I have no idea why I’m in forensic examination mode, except that I spend so much time obsessing about my son’s issues, I am showing similar traits by the power of suggestion. I’m also way more addicted to the internet and inclined to a fairly reclusive lifestyle, than before.

Well, on a lighter note, I’m off to the Mary Ward Centre today for a course I’ve signed up for in Social Psychology. I am absolutely dreading going out. If only I never had to go out ever again. I absolutely hate it. At times I can really understand my son.

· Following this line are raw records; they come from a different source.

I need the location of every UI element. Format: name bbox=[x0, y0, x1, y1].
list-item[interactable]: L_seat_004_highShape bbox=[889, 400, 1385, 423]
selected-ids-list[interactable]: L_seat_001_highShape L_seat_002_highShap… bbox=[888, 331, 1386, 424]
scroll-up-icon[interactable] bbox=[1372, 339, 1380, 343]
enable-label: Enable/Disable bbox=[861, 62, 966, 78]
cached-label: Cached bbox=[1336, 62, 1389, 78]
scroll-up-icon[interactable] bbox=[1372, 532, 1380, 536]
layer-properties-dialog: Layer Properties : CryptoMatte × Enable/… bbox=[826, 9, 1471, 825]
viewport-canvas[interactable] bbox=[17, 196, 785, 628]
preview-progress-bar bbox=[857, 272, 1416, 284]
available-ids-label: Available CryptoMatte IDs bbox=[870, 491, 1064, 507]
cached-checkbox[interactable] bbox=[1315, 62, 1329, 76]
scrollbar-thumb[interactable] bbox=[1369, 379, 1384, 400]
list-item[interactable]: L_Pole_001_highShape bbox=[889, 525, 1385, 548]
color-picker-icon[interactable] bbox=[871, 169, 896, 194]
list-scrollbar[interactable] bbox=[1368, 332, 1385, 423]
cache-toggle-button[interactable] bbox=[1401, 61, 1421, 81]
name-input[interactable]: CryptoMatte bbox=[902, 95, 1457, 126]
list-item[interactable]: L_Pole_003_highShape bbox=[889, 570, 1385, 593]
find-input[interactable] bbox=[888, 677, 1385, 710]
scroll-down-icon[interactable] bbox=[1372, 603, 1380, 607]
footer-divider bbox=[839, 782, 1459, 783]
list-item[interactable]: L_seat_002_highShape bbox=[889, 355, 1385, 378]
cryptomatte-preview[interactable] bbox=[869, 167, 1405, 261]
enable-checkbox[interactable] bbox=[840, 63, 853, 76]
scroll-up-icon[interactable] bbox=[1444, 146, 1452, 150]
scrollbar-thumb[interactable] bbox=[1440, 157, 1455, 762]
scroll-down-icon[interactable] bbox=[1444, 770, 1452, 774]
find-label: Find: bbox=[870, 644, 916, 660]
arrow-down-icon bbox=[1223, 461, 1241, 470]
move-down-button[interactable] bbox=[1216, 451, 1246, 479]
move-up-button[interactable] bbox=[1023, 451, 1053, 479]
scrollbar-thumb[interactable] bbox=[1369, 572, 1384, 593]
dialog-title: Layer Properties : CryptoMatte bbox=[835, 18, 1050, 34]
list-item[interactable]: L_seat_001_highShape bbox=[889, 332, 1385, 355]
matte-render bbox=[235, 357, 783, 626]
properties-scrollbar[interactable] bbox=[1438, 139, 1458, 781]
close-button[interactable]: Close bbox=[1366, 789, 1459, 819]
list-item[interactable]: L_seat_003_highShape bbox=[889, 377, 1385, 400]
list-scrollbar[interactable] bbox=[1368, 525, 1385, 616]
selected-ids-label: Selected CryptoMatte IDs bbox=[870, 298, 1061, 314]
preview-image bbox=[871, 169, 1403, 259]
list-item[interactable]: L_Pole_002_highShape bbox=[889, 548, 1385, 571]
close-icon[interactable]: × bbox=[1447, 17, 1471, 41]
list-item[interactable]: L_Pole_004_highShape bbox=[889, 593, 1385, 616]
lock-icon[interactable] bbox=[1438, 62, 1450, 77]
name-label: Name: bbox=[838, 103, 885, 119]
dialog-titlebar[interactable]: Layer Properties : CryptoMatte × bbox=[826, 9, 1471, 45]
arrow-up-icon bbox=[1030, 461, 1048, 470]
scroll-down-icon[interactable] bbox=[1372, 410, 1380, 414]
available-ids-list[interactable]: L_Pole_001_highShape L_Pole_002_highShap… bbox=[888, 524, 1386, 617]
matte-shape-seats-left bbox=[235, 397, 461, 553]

Lots of love folks. Zoe xxx


Comments on: "Navel-Gazing" (8)

  1. The Ranting Git said:

    I sometimes get similar thoughts expressed by my Mum… certainly my brother. They look at me sometimes as if I wake up in the morning and declare to myself “Right… I’m gonna be depressed today for the sake of it” – I had to explain to my brother on Boxing Day I don’t have much of a choice. Bipolarity is a condition, a way of life one has to accept and get used to since anything can trigger off another gloomy spell… and sometimes we’re clueless as to what exactly triggers another episode. I think we’d all love to be able to put on a suit, dress or costume that instantly transforms us into a “normal” and “happy” person… some people I’ve met over the years even expressed that belief to me, suggesting I wore different clothes or had my hair cut “because you’ll feel different” – sure, one feels different on the outside, but it changes nothing internally!

    • What is it about brothers, Baz! There will always be those who don’t ‘get it’ and probably never will. They are the lucky ones who haven’t been there themselves I guess. Some do have the humility and compassion to realise that they ARE lucky, and that ‘there, but for the grace of God, go I’.

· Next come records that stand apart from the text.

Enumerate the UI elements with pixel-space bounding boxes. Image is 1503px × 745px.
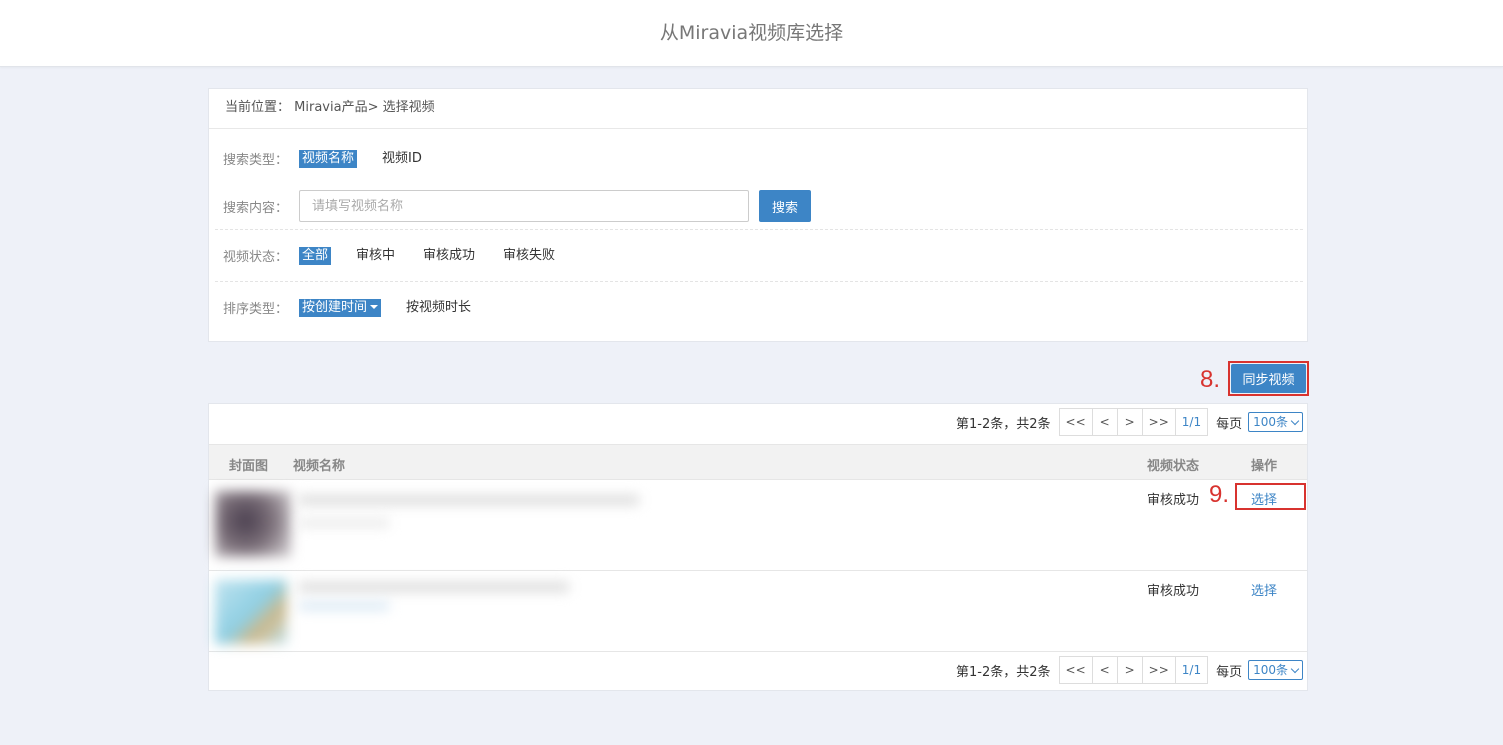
- status-all[interactable]: 全部: [299, 246, 332, 265]
- status-text: 审核成功: [1147, 584, 1200, 599]
- status-rejected[interactable]: 审核失败: [500, 247, 558, 265]
- divider: [215, 229, 1303, 230]
- pager-next[interactable]: >: [1118, 657, 1143, 683]
- video-meta-blurred: [299, 602, 389, 610]
- status-label: 视频状态：: [223, 250, 289, 265]
- filter-panel: 当前位置： Miravia产品> 选择视频 搜索类型： 视频名称 视频ID 搜索…: [208, 88, 1308, 342]
- search-type-row: 搜索类型： 视频名称 视频ID: [223, 149, 1303, 168]
- col-action: 操作: [1251, 459, 1278, 474]
- search-type-video-name[interactable]: 视频名称: [299, 149, 358, 168]
- pager-next[interactable]: >: [1118, 409, 1143, 435]
- video-cover-thumbnail: [215, 580, 287, 644]
- pager-first[interactable]: <<: [1060, 409, 1093, 435]
- annotation-step-9: 9.: [1209, 481, 1230, 508]
- per-page-label: 每页: [1216, 416, 1243, 432]
- divider: [215, 281, 1303, 282]
- search-button[interactable]: 搜索: [759, 190, 811, 222]
- pager-last[interactable]: >>: [1143, 409, 1176, 435]
- video-cover-thumbnail: [215, 491, 291, 557]
- pager-bottom: 第1-2条，共2条 << < > >> 1/1 每页 100条: [956, 656, 1303, 684]
- select-link[interactable]: 选择: [1251, 580, 1277, 599]
- col-status: 视频状态: [1147, 459, 1200, 474]
- col-name: 视频名称: [293, 459, 346, 474]
- status-reviewing[interactable]: 审核中: [353, 247, 398, 265]
- table-row: 审核成功 选择: [209, 572, 1307, 652]
- search-content-row: 搜索内容： 搜索: [223, 190, 1303, 222]
- sort-label: 排序类型：: [223, 302, 289, 317]
- annotation-step-8: 8.: [1200, 366, 1221, 393]
- search-content-label: 搜索内容：: [223, 200, 289, 216]
- status-approved[interactable]: 审核成功: [420, 247, 478, 265]
- search-type-label: 搜索类型：: [223, 153, 289, 168]
- per-page-select[interactable]: 100条: [1248, 660, 1303, 680]
- sort-by-created[interactable]: 按创建时间: [299, 298, 382, 317]
- sync-video-button[interactable]: 同步视频: [1231, 364, 1306, 393]
- pager-last[interactable]: >>: [1143, 657, 1176, 683]
- search-type-video-id[interactable]: 视频ID: [379, 150, 425, 168]
- video-title-blurred: [299, 495, 639, 505]
- pager-current: 1/1: [1181, 415, 1202, 429]
- pager-current: 1/1: [1181, 663, 1202, 677]
- breadcrumb-path[interactable]: Miravia产品> 选择视频: [294, 100, 434, 115]
- select-link[interactable]: 选择: [1251, 489, 1277, 508]
- video-meta-blurred: [299, 519, 389, 527]
- per-page-value: 100条: [1253, 663, 1288, 677]
- table-row: 审核成功 9. 选择: [209, 481, 1307, 571]
- pager-buttons: << < > >> 1/1: [1058, 656, 1209, 684]
- sort-row: 排序类型： 按创建时间 按视频时长: [223, 298, 1303, 317]
- pager-buttons: << < > >> 1/1: [1058, 408, 1209, 436]
- table-header: 封面图 视频名称 视频状态 操作: [209, 444, 1307, 480]
- col-cover: 封面图: [229, 459, 269, 474]
- per-page-select[interactable]: 100条: [1248, 412, 1303, 432]
- video-table-panel: 第1-2条，共2条 << < > >> 1/1 每页 100条 封面图 视频名称…: [208, 403, 1308, 691]
- chevron-down-icon: [1290, 664, 1300, 673]
- breadcrumb-label: 当前位置：: [225, 100, 291, 115]
- pager-info: 第1-2条，共2条: [956, 664, 1051, 680]
- status-row: 视频状态： 全部 审核中 审核成功 审核失败: [223, 246, 1303, 265]
- breadcrumb: 当前位置： Miravia产品> 选择视频: [209, 89, 1307, 129]
- per-page-label: 每页: [1216, 664, 1243, 680]
- pager-first[interactable]: <<: [1060, 657, 1093, 683]
- search-input[interactable]: [299, 190, 749, 222]
- video-title-blurred: [299, 582, 569, 592]
- status-text: 审核成功: [1147, 493, 1200, 508]
- sync-highlight-box: 同步视频: [1228, 361, 1309, 396]
- pager-prev[interactable]: <: [1093, 409, 1118, 435]
- page-title: 从Miravia视频库选择: [0, 0, 1503, 67]
- sort-by-duration[interactable]: 按视频时长: [403, 299, 474, 317]
- chevron-down-icon: [1290, 416, 1300, 425]
- sort-by-created-label: 按创建时间: [302, 299, 368, 315]
- pager-prev[interactable]: <: [1093, 657, 1118, 683]
- pager-top: 第1-2条，共2条 << < > >> 1/1 每页 100条: [956, 408, 1303, 436]
- pager-info: 第1-2条，共2条: [956, 416, 1051, 432]
- caret-down-icon: [370, 305, 379, 309]
- per-page-value: 100条: [1253, 415, 1288, 429]
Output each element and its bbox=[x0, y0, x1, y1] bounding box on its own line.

      Thanks for reading and commenting Baz. Will be in touch soon. Z x

  2. My mother was always compassionate towards me. The rest of my family are not! They all think that there is a magic tablet which would ‘cure’ me altogether and that I am refusing to take it so…some people are very ignorant, selfish, unkind and/or downright cruel aren’t they?

    This attitude/opinion is shared by my brother, who teaches counselling skills, and is a qualified counsellor, too. I would have thought that his education would have made him more aware of the complexities. There would not be any need for psychiatrists, nurses and hospitals would there if that were the case? In that imaginary landscape people would simply just take the magic tablet and be fine!

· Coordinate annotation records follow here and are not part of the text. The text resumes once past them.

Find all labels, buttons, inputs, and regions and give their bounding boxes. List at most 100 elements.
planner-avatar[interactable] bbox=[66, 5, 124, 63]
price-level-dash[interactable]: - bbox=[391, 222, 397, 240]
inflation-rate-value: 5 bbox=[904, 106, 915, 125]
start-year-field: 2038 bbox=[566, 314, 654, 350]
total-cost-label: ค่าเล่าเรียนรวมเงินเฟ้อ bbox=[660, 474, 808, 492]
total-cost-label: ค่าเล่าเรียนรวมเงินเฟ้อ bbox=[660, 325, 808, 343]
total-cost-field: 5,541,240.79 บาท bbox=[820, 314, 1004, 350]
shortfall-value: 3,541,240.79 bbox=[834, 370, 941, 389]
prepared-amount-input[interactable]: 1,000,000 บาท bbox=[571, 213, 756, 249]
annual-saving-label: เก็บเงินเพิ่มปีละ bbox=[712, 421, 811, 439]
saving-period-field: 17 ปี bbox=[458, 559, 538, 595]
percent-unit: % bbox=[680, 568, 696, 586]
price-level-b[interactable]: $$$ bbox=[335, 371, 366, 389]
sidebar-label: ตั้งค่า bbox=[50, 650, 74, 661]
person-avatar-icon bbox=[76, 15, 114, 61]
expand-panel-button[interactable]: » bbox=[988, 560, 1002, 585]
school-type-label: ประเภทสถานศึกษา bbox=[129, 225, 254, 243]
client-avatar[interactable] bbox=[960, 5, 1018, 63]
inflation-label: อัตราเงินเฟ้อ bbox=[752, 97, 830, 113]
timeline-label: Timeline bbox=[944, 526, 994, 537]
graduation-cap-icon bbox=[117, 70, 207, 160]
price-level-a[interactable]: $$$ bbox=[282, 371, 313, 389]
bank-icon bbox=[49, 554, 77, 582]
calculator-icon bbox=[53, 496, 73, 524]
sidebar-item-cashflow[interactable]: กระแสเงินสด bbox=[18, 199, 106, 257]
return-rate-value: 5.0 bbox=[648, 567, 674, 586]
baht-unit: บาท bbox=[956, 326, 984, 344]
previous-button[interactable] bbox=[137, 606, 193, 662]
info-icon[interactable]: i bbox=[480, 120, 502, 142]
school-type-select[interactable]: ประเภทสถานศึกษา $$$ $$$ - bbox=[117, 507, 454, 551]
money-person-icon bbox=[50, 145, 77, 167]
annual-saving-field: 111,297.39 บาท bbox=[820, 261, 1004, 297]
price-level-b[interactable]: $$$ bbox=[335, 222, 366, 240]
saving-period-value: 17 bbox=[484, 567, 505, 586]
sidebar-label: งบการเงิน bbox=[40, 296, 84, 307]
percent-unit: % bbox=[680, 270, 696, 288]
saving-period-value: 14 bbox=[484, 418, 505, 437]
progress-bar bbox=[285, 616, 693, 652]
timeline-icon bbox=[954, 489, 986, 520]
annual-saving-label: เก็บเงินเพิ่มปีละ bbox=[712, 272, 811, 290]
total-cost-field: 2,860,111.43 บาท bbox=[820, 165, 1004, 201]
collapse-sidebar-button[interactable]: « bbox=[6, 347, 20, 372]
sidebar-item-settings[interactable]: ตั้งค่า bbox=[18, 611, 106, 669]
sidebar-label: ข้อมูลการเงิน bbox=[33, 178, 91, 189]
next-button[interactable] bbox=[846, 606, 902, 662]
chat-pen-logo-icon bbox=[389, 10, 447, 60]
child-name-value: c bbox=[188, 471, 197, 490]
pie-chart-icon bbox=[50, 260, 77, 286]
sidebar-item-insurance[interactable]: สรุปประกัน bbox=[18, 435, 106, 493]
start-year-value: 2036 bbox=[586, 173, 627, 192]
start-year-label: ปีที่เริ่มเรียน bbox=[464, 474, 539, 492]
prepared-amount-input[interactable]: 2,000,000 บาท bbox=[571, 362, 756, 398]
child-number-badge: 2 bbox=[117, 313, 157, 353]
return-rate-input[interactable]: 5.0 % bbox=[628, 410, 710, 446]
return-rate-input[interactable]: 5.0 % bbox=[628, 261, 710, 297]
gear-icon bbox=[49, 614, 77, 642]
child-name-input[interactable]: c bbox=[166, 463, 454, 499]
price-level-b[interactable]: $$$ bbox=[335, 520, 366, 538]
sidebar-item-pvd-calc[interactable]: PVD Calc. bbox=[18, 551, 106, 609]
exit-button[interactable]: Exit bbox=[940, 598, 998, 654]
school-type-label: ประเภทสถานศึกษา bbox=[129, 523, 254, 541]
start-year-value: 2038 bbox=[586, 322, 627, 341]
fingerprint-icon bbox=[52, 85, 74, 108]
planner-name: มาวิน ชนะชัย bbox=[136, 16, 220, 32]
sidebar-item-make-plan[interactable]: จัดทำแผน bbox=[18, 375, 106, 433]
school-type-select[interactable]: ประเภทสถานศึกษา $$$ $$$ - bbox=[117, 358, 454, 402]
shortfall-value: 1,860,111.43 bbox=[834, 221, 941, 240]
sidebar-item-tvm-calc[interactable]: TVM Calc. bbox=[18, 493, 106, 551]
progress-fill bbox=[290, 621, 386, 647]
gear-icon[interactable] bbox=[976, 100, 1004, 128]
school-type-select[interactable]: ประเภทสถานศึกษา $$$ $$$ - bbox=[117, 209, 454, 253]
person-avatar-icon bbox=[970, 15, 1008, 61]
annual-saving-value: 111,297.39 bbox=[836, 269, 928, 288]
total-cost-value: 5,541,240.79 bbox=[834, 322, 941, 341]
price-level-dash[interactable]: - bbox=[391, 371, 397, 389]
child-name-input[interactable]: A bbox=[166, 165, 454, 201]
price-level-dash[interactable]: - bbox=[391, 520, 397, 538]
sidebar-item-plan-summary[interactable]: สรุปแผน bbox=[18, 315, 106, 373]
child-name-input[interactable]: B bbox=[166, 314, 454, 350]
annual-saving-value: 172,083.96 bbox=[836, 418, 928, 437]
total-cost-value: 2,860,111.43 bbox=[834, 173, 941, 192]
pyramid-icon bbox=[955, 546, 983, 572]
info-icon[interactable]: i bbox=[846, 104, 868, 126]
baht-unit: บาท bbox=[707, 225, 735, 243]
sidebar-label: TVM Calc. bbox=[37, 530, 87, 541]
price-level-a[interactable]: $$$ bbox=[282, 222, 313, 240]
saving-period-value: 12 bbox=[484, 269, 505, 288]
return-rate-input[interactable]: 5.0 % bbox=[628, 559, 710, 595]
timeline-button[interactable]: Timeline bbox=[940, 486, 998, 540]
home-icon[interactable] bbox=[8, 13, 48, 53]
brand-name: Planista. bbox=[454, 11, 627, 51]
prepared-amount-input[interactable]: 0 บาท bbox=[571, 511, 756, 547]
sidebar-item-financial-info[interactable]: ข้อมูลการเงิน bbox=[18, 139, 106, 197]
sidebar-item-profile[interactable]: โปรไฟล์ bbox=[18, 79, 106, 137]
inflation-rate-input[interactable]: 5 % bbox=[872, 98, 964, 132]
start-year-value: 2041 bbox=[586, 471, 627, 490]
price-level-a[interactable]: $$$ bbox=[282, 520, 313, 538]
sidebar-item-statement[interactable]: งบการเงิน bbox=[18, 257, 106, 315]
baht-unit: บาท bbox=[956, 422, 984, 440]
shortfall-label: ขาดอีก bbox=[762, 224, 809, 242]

    Yes, I can see why you might feel like a zoo animal, Zoe. I feel like that at times and I don’t write a blog! I think labelling people marks them/us out as different (obviously). I draw attention to myself so much so when manic that I am now almost a recluse. I admire you, Zoe, for being able to be so open about having ‘a condition’ and not withdrawing because of stigma like I have.

    I hope the course was interesting.

    Katy 🙂

    • It’s ironic about your brother Katy, him being a counsellor and all? My brother lacks sympathy or empathy as well – we aren’t close, and he’s absolutely nothing like me! I know how hurtful this lack of understanding by close family can be. Many ‘strangers’ have a more enlightened attitude and are less stigmatising. It’s good that at least your Mum was compassionate – she sounds like a lovely lady.

      The course was great, and sufficiently socially challenging to take me out of my comfort zone – all good! The journsey was the hardest part, but I’m very glad I enrolled and chose the Mary Ward. It’s a great place to study.

      Z x

  3. p.s. Who knows what a change of name would bring about, Zoe…?
    This title is ‘linked to ‘ Morrissey yet I found it via Gianna Kali’s ‘Beyond Meds’.

    • The title was indeed inspired by the Smiths song ‘Still Ill’, Katy. I didn’t know there was a link from Beyond Meds, and what a roundabout way for you to find my blog, through an American website! It’s a small world, especially on the Internet it seems. Zx

  4. Hi Zoe, what you describe is all too familiar to me-I almost believed at times that I was the fraud that the shrinks thought I was. As for parents, my dad would never accept that I was truly mentally ill until he finally got to read my book; and that didn’t happen until 21 years after I got ill. He gets it now though. Take care and speak soon.